Does lsmod list some nvidia related module?

----------

## KaZiber

I don't have any modules loaded when i lsmod. And don't have any of that in kernel.

----------

## KaZiber

Can it be something with ownerships ? Or a modules-problem...? I have no idead... :Sad: 

----------

## NoCoverLover

I am having the same problem and I believe I know what's up... although I haven't verified it het.

When you buld the new 2.6.12-r6 kernel, and do a 'make oldconfig', it askes you whether or not you want to enable the NVIDIA FB driver. This driver is new to 2.6.12, so I enabled it.

A quick examination of my kernel logs revealed that I had both the Generic VESA 2.0 driver and the NVIDIA framebuffer drivers built in. The NVIDIA driver loaded first and the Vesa second (failed due to resource conflicts).

My guess is that the new NVIDIA FB driver conflicts with the NVIDIA GLX driver.

Try removing the NVIDIA FB driver and leave the Generic VESA FB (for the pretty startup screen  :Razz:  ). You don't really need it, especially if you are using X anyway.

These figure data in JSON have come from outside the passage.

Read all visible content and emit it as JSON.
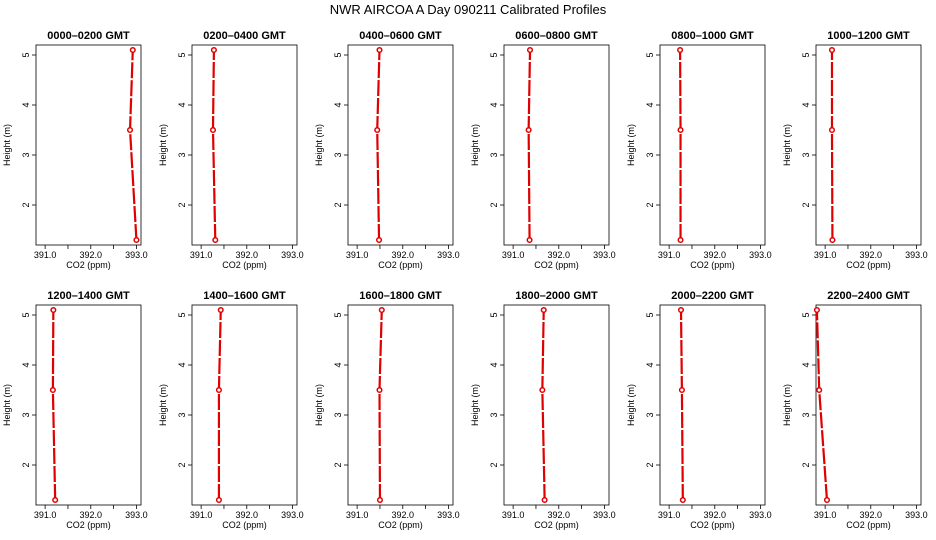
{
  "title": "NWR AIRCOA A  Day 090211  Calibrated Profiles",
  "colors": {
    "series": "#e00000",
    "axis": "#000000",
    "background": "#ffffff"
  },
  "chart_data": [
    {
      "type": "line",
      "title": "0000–0200 GMT",
      "xlabel": "CO2 (ppm)",
      "ylabel": "Height (m)",
      "xlim": [
        390.8,
        393.1
      ],
      "ylim": [
        1.2,
        5.2
      ],
      "x_ticks": [
        "391.0",
        "392.0",
        "393.0"
      ],
      "y_ticks": [
        "2",
        "3",
        "4",
        "5"
      ],
      "x": [
        393.0,
        392.86,
        392.92
      ],
      "y": [
        1.3,
        3.5,
        5.1
      ]
    },
    {
      "type": "line",
      "title": "0200–0400 GMT",
      "xlabel": "CO2 (ppm)",
      "ylabel": "Height (m)",
      "xlim": [
        390.8,
        393.1
      ],
      "ylim": [
        1.2,
        5.2
      ],
      "x_ticks": [
        "391.0",
        "392.0",
        "393.0"
      ],
      "y_ticks": [
        "2",
        "3",
        "4",
        "5"
      ],
      "x": [
        391.31,
        391.26,
        391.28
      ],
      "y": [
        1.3,
        3.5,
        5.1
      ]
    },
    {
      "type": "line",
      "title": "0400–0600 GMT",
      "xlabel": "CO2 (ppm)",
      "ylabel": "Height (m)",
      "xlim": [
        390.8,
        393.1
      ],
      "ylim": [
        1.2,
        5.2
      ],
      "x_ticks": [
        "391.0",
        "392.0",
        "393.0"
      ],
      "y_ticks": [
        "2",
        "3",
        "4",
        "5"
      ],
      "x": [
        391.48,
        391.44,
        391.49
      ],
      "y": [
        1.3,
        3.5,
        5.1
      ]
    },
    {
      "type": "line",
      "title": "0600–0800 GMT",
      "xlabel": "CO2 (ppm)",
      "ylabel": "Height (m)",
      "xlim": [
        390.8,
        393.1
      ],
      "ylim": [
        1.2,
        5.2
      ],
      "x_ticks": [
        "391.0",
        "392.0",
        "393.0"
      ],
      "y_ticks": [
        "2",
        "3",
        "4",
        "5"
      ],
      "x": [
        391.36,
        391.34,
        391.37
      ],
      "y": [
        1.3,
        3.5,
        5.1
      ]
    },
    {
      "type": "line",
      "title": "0800–1000 GMT",
      "xlabel": "CO2 (ppm)",
      "ylabel": "Height (m)",
      "xlim": [
        390.8,
        393.1
      ],
      "ylim": [
        1.2,
        5.2
      ],
      "x_ticks": [
        "391.0",
        "392.0",
        "393.0"
      ],
      "y_ticks": [
        "2",
        "3",
        "4",
        "5"
      ],
      "x": [
        391.25,
        391.25,
        391.24
      ],
      "y": [
        1.3,
        3.5,
        5.1
      ]
    },
    {
      "type": "line",
      "title": "1000–1200 GMT",
      "xlabel": "CO2 (ppm)",
      "ylabel": "Height (m)",
      "xlim": [
        390.8,
        393.1
      ],
      "ylim": [
        1.2,
        5.2
      ],
      "x_ticks": [
        "391.0",
        "392.0",
        "393.0"
      ],
      "y_ticks": [
        "2",
        "3",
        "4",
        "5"
      ],
      "x": [
        391.16,
        391.15,
        391.15
      ],
      "y": [
        1.3,
        3.5,
        5.1
      ]
    },
    {
      "type": "line",
      "title": "1200–1400 GMT",
      "xlabel": "CO2 (ppm)",
      "ylabel": "Height (m)",
      "xlim": [
        390.8,
        393.1
      ],
      "ylim": [
        1.2,
        5.2
      ],
      "x_ticks": [
        "391.0",
        "392.0",
        "393.0"
      ],
      "y_ticks": [
        "2",
        "3",
        "4",
        "5"
      ],
      "x": [
        391.22,
        391.17,
        391.18
      ],
      "y": [
        1.3,
        3.5,
        5.1
      ]
    },
    {
      "type": "line",
      "title": "1400–1600 GMT",
      "xlabel": "CO2 (ppm)",
      "ylabel": "Height (m)",
      "xlim": [
        390.8,
        393.1
      ],
      "ylim": [
        1.2,
        5.2
      ],
      "x_ticks": [
        "391.0",
        "392.0",
        "393.0"
      ],
      "y_ticks": [
        "2",
        "3",
        "4",
        "5"
      ],
      "x": [
        391.39,
        391.39,
        391.43
      ],
      "y": [
        1.3,
        3.5,
        5.1
      ]
    },
    {
      "type": "line",
      "title": "1600–1800 GMT",
      "xlabel": "CO2 (ppm)",
      "ylabel": "Height (m)",
      "xlim": [
        390.8,
        393.1
      ],
      "ylim": [
        1.2,
        5.2
      ],
      "x_ticks": [
        "391.0",
        "392.0",
        "393.0"
      ],
      "y_ticks": [
        "2",
        "3",
        "4",
        "5"
      ],
      "x": [
        391.5,
        391.49,
        391.54
      ],
      "y": [
        1.3,
        3.5,
        5.1
      ]
    },
    {
      "type": "line",
      "title": "1800–2000 GMT",
      "xlabel": "CO2 (ppm)",
      "ylabel": "Height (m)",
      "xlim": [
        390.8,
        393.1
      ],
      "ylim": [
        1.2,
        5.2
      ],
      "x_ticks": [
        "391.0",
        "392.0",
        "393.0"
      ],
      "y_ticks": [
        "2",
        "3",
        "4",
        "5"
      ],
      "x": [
        391.69,
        391.64,
        391.67
      ],
      "y": [
        1.3,
        3.5,
        5.1
      ]
    },
    {
      "type": "line",
      "title": "2000–2200 GMT",
      "xlabel": "CO2 (ppm)",
      "ylabel": "Height (m)",
      "xlim": [
        390.8,
        393.1
      ],
      "ylim": [
        1.2,
        5.2
      ],
      "x_ticks": [
        "391.0",
        "392.0",
        "393.0"
      ],
      "y_ticks": [
        "2",
        "3",
        "4",
        "5"
      ],
      "x": [
        391.3,
        391.28,
        391.26
      ],
      "y": [
        1.3,
        3.5,
        5.1
      ]
    },
    {
      "type": "line",
      "title": "2200–2400 GMT",
      "xlabel": "CO2 (ppm)",
      "ylabel": "Height (m)",
      "xlim": [
        390.8,
        393.1
      ],
      "ylim": [
        1.2,
        5.2
      ],
      "x_ticks": [
        "391.0",
        "392.0",
        "393.0"
      ],
      "y_ticks": [
        "2",
        "3",
        "4",
        "5"
      ],
      "x": [
        391.04,
        390.87,
        390.82
      ],
      "y": [
        1.3,
        3.5,
        5.1
      ]
    }
  ]
}
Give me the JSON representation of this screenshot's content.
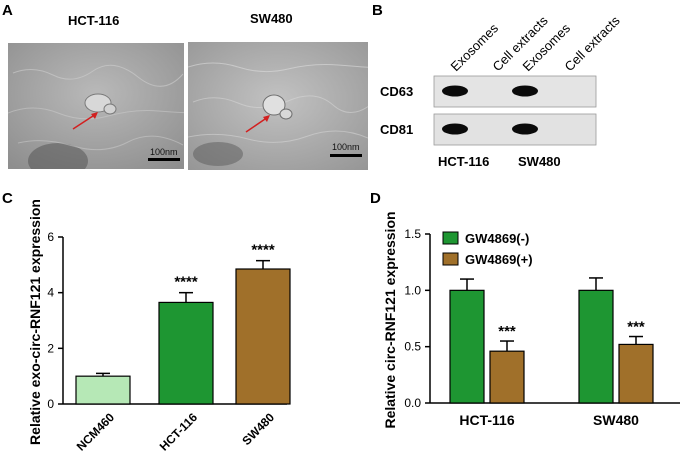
{
  "panels": {
    "A": {
      "label": "A",
      "images": [
        {
          "title": "HCT-116",
          "scale": "100nm"
        },
        {
          "title": "SW480",
          "scale": "100nm"
        }
      ]
    },
    "B": {
      "label": "B",
      "columns": [
        "Exosomes",
        "Cell extracts",
        "Exosomes",
        "Cell extracts"
      ],
      "rows": [
        "CD63",
        "CD81"
      ],
      "groups": [
        "HCT-116",
        "SW480"
      ],
      "bands": {
        "CD63": [
          1,
          0,
          1,
          0
        ],
        "CD81": [
          1,
          0,
          1,
          0
        ]
      }
    },
    "C": {
      "label": "C"
    },
    "D": {
      "label": "D"
    }
  },
  "chart_data": [
    {
      "type": "bar",
      "panel": "C",
      "ylabel": "Relative exo-circ-RNF121 expression",
      "categories": [
        "NCM460",
        "HCT-116",
        "SW480"
      ],
      "values": [
        1.0,
        3.65,
        4.85
      ],
      "errors": [
        0.1,
        0.35,
        0.3
      ],
      "annotations": [
        "",
        "****",
        "****"
      ],
      "colors": [
        "#b6e8b6",
        "#1e9632",
        "#a0702a"
      ],
      "ylim": [
        0,
        6
      ],
      "yticks": [
        0,
        2,
        4,
        6
      ]
    },
    {
      "type": "bar",
      "panel": "D",
      "ylabel": "Relative circ-RNF121 expression",
      "categories": [
        "HCT-116",
        "SW480"
      ],
      "series": [
        {
          "name": "GW4869(-)",
          "values": [
            1.0,
            1.0
          ],
          "errors": [
            0.1,
            0.11
          ],
          "annotations": [
            "",
            ""
          ],
          "color": "#1e9632"
        },
        {
          "name": "GW4869(+)",
          "values": [
            0.46,
            0.52
          ],
          "errors": [
            0.09,
            0.07
          ],
          "annotations": [
            "***",
            "***"
          ],
          "color": "#a0702a"
        }
      ],
      "ylim": [
        0,
        1.5
      ],
      "yticks": [
        0.0,
        0.5,
        1.0,
        1.5
      ],
      "legend": "top-left"
    }
  ]
}
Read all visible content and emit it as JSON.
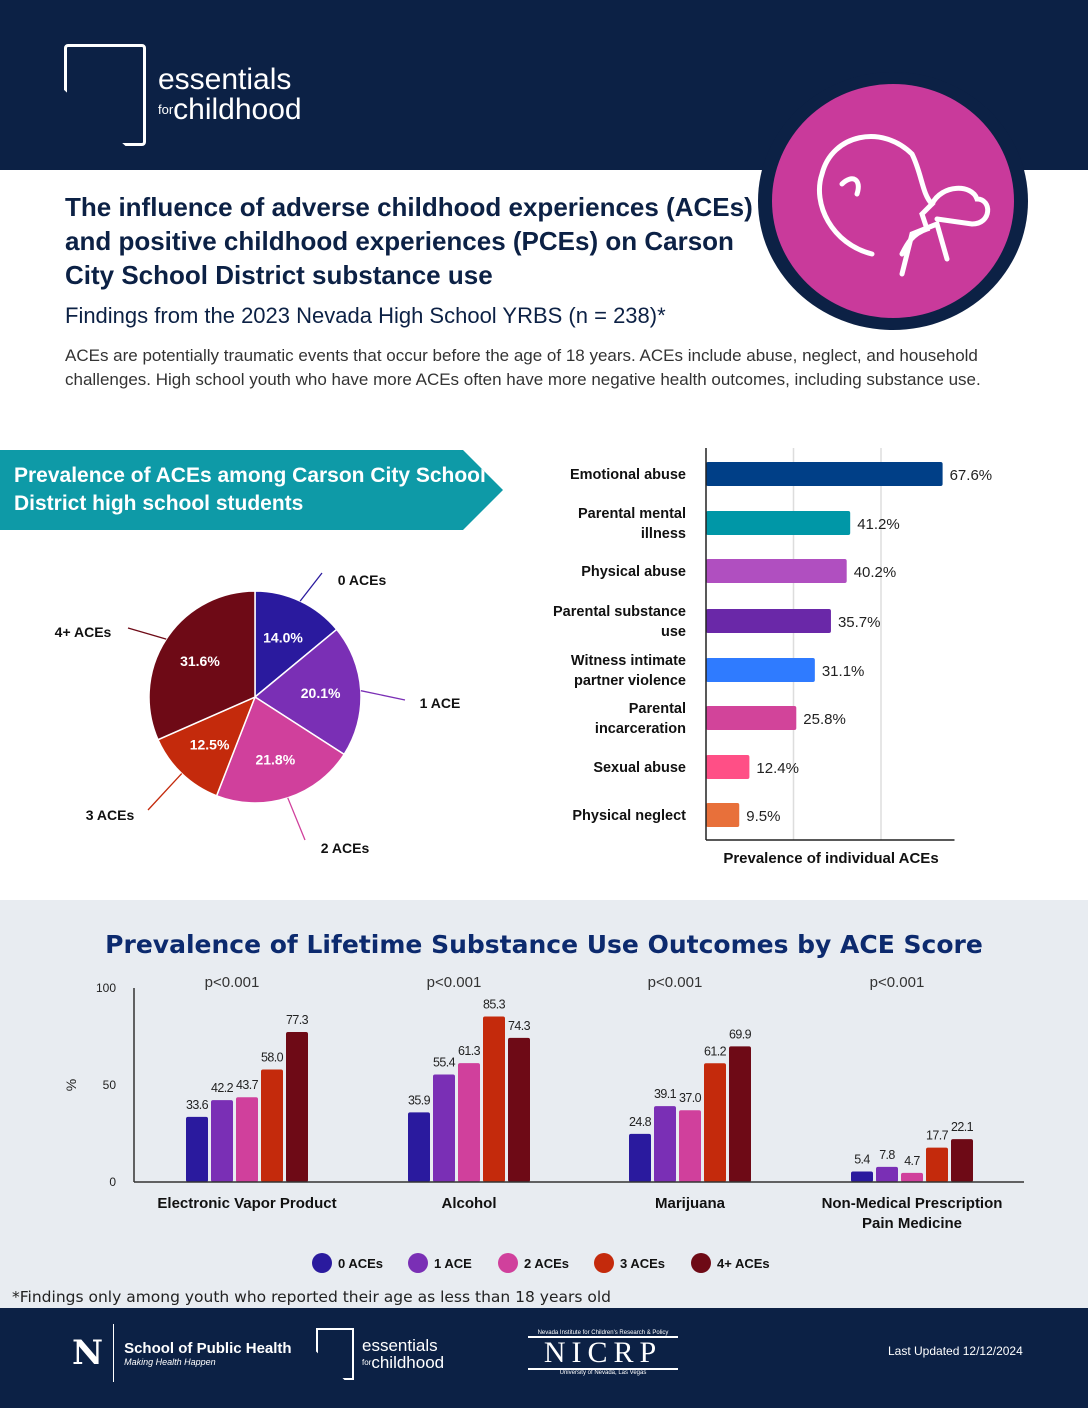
{
  "header": {
    "logo_line1": "essentials",
    "logo_for": "for",
    "logo_line2": "childhood"
  },
  "title": "The influence of adverse childhood experiences (ACEs) and positive childhood experiences (PCEs) on Carson City School District substance use",
  "subtitle": "Findings from the 2023 Nevada High School YRBS (n = 238)*",
  "intro": "ACEs are potentially traumatic events that occur before the age of 18 years. ACEs include abuse, neglect, and household challenges. High school youth who have more ACEs often have more negative health outcomes, including substance use.",
  "banner": "Prevalence of ACEs among Carson City School District high school students",
  "bottom_title": "Prevalence of Lifetime Substance Use Outcomes by ACE Score",
  "footnote": "*Findings only among youth who reported their age as less than 18 years old",
  "footer": {
    "n": "N",
    "sph": "School of Public Health",
    "sph_tag": "Making Health Happen",
    "efc1": "essentials",
    "efc_for": "for",
    "efc2": "childhood",
    "nicrp_top": "Nevada Institute for Children's Research & Policy",
    "nicrp": "NICRP",
    "nicrp_bottom": "University of Nevada, Las Vegas",
    "updated": "Last Updated 12/12/2024"
  },
  "chart_data": [
    {
      "type": "pie",
      "categories": [
        "0 ACEs",
        "1 ACE",
        "2 ACEs",
        "3 ACEs",
        "4+ ACEs"
      ],
      "values": [
        14.0,
        20.1,
        21.8,
        12.5,
        31.6
      ],
      "labels": [
        "14.0%",
        "20.1%",
        "21.8%",
        "12.5%",
        "31.6%"
      ],
      "colors": [
        "#2a1a9e",
        "#7a2fb5",
        "#d0409c",
        "#c42a0c",
        "#6e0a16"
      ]
    },
    {
      "type": "bar",
      "orientation": "horizontal",
      "categories": [
        "Emotional abuse",
        "Parental mental illness",
        "Physical abuse",
        "Parental substance use",
        "Witness intimate partner violence",
        "Parental incarceration",
        "Sexual abuse",
        "Physical neglect"
      ],
      "values": [
        67.6,
        41.2,
        40.2,
        35.7,
        31.1,
        25.8,
        12.4,
        9.5
      ],
      "labels": [
        "67.6%",
        "41.2%",
        "40.2%",
        "35.7%",
        "31.1%",
        "25.8%",
        "12.4%",
        "9.5%"
      ],
      "colors": [
        "#003f87",
        "#0097a7",
        "#b04fc0",
        "#6a28a8",
        "#2f7bff",
        "#d2449a",
        "#ff4f86",
        "#e8703a"
      ],
      "xlabel": "Prevalence of individual ACEs",
      "xlim": [
        0,
        71
      ],
      "grid": true
    },
    {
      "type": "bar",
      "categories": [
        "Electronic Vapor Product",
        "Alcohol",
        "Marijuana",
        "Non-Medical Prescription Pain Medicine"
      ],
      "p_values": [
        "p<0.001",
        "p<0.001",
        "p<0.001",
        "p<0.001"
      ],
      "series": [
        {
          "name": "0 ACEs",
          "color": "#2a1a9e",
          "values": [
            33.6,
            35.9,
            24.8,
            5.4
          ]
        },
        {
          "name": "1 ACE",
          "color": "#7a2fb5",
          "values": [
            42.2,
            55.4,
            39.1,
            7.8
          ]
        },
        {
          "name": "2 ACEs",
          "color": "#d0409c",
          "values": [
            43.7,
            61.3,
            37.0,
            4.7
          ]
        },
        {
          "name": "3 ACEs",
          "color": "#c42a0c",
          "values": [
            58.0,
            85.3,
            61.2,
            17.7
          ]
        },
        {
          "name": "4+ ACEs",
          "color": "#6e0a16",
          "values": [
            77.3,
            74.3,
            69.9,
            22.1
          ]
        }
      ],
      "ylabel": "%",
      "ylim": [
        0,
        100
      ],
      "yticks": [
        "0",
        "50",
        "100"
      ],
      "legend": "bottom"
    }
  ]
}
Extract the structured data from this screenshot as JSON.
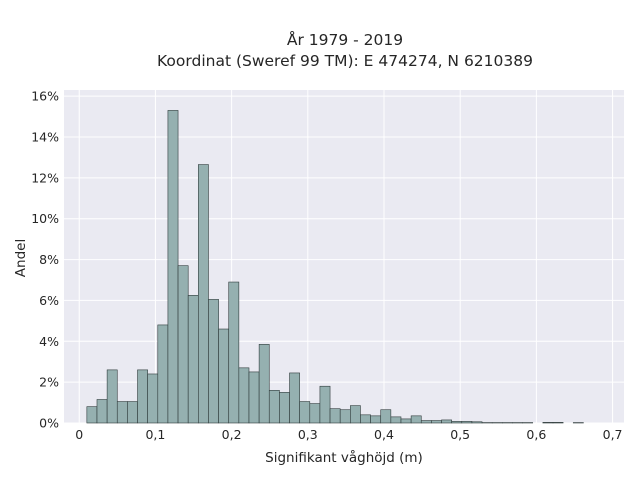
{
  "colors": {
    "plot_background": "#eaeaf2",
    "grid": "#ffffff",
    "bar_fill": "#95b0b0",
    "bar_edge": "#2f3b3b",
    "text": "#262626"
  },
  "chart_data": {
    "type": "bar",
    "title_lines": [
      "År 1979 - 2019",
      "Koordinat (Sweref 99 TM): E 474274, N 6210389"
    ],
    "xlabel": "Signifikant våghöjd (m)",
    "ylabel": "Andel",
    "xlim": [
      -0.02,
      0.715
    ],
    "ylim": [
      0,
      16.3
    ],
    "x_ticks": [
      {
        "value": 0.0,
        "label": "0"
      },
      {
        "value": 0.1,
        "label": "0,1"
      },
      {
        "value": 0.2,
        "label": "0,2"
      },
      {
        "value": 0.3,
        "label": "0,3"
      },
      {
        "value": 0.4,
        "label": "0,4"
      },
      {
        "value": 0.5,
        "label": "0,5"
      },
      {
        "value": 0.6,
        "label": "0,6"
      },
      {
        "value": 0.7,
        "label": "0,7"
      }
    ],
    "y_ticks": [
      {
        "value": 0,
        "label": "0%"
      },
      {
        "value": 2,
        "label": "2%"
      },
      {
        "value": 4,
        "label": "4%"
      },
      {
        "value": 6,
        "label": "6%"
      },
      {
        "value": 8,
        "label": "8%"
      },
      {
        "value": 10,
        "label": "10%"
      },
      {
        "value": 12,
        "label": "12%"
      },
      {
        "value": 14,
        "label": "14%"
      },
      {
        "value": 16,
        "label": "16%"
      }
    ],
    "grid": true,
    "bin_width": 0.0133,
    "bin_start": 0.01,
    "values": [
      0.8,
      1.15,
      2.6,
      1.05,
      1.05,
      2.6,
      2.4,
      4.8,
      15.3,
      7.7,
      6.25,
      12.65,
      6.05,
      4.6,
      6.9,
      2.7,
      2.5,
      3.85,
      1.6,
      1.5,
      2.45,
      1.05,
      0.95,
      1.8,
      0.7,
      0.65,
      0.85,
      0.4,
      0.35,
      0.65,
      0.3,
      0.2,
      0.35,
      0.12,
      0.12,
      0.15,
      0.08,
      0.08,
      0.06,
      0.02,
      0.02,
      0.02,
      0.02,
      0.02,
      0.0,
      0.03,
      0.03,
      0.0,
      0.02
    ]
  }
}
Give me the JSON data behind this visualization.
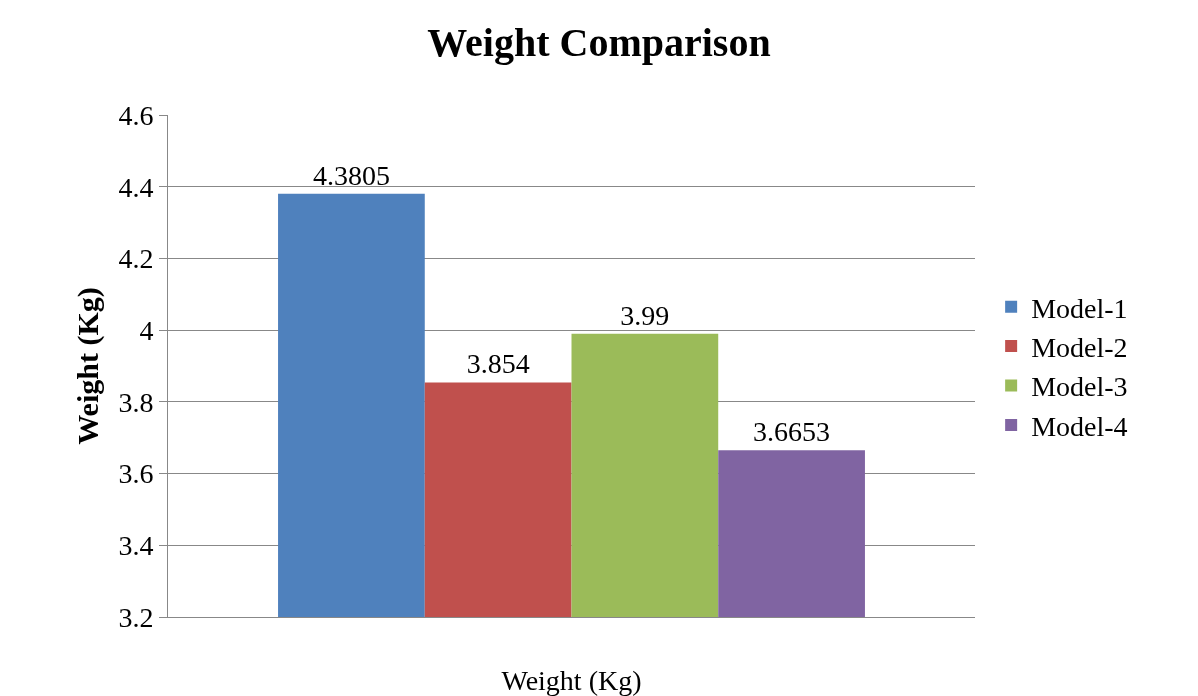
{
  "chart_data": {
    "type": "bar",
    "title": "Weight Comparison",
    "ylabel": "Weight (Kg)",
    "xlabel": "Weight (Kg)",
    "categories": [
      null,
      null,
      null,
      null
    ],
    "series": [
      {
        "name": "Model-1",
        "color": "#4f81bd",
        "values": [
          4.3805,
          null,
          null,
          null
        ]
      },
      {
        "name": "Model-2",
        "color": "#c0504d",
        "values": [
          null,
          3.854,
          null,
          null
        ]
      },
      {
        "name": "Model-3",
        "color": "#9bbb59",
        "values": [
          null,
          null,
          3.99,
          null
        ]
      },
      {
        "name": "Model-4",
        "color": "#8064a2",
        "values": [
          null,
          null,
          null,
          3.6653
        ]
      }
    ],
    "ylim": [
      3.2,
      4.6
    ],
    "yticks": [
      3.2,
      3.4,
      3.6,
      3.8,
      4,
      4.2,
      4.4,
      4.6
    ],
    "grid": "y",
    "legend": "right",
    "data_labels": true
  }
}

Again, i HAVE NOT VERIFIED THAT THIS IS STHE PROBLEM YET. I have a hunch it is tho!!

----------

## KarlH420

I had the same problem and can confirm removing  NVIDIA FB fixes it.

----------

## NoCoverLover

 *KarlH420 wrote:*   

> I had the same problem and can confirm removing  NVIDIA FB fixes it.

 

Of course if makes absolute sense. The log message from the NVIDIA GLX modules warns about Riva and more than likely the NVIDIA FB is based on the same code.

When I posted, I had removed it from the config but hadn't rebooted. I was SSH'd in and if the machine didn't come back up, I wouldn't have been able to do anything from offsite.

Greg

----------

## KaZiber

I fixed it using a diffrent kernel source. Downloaded from www.kernel.org and it worked  :Razz: 

----------

## marcalj

Yes, if you disable nvidiafb you can use nvidia module for X rendering.

it's annoying because fbsplash is 1000 times better with nvidiafb than vesafb....

Probably it's the beggining to include nvidia drivers completely into kernel? :p

It's fixed with the latest drivers version?

Sorry for my english.

----------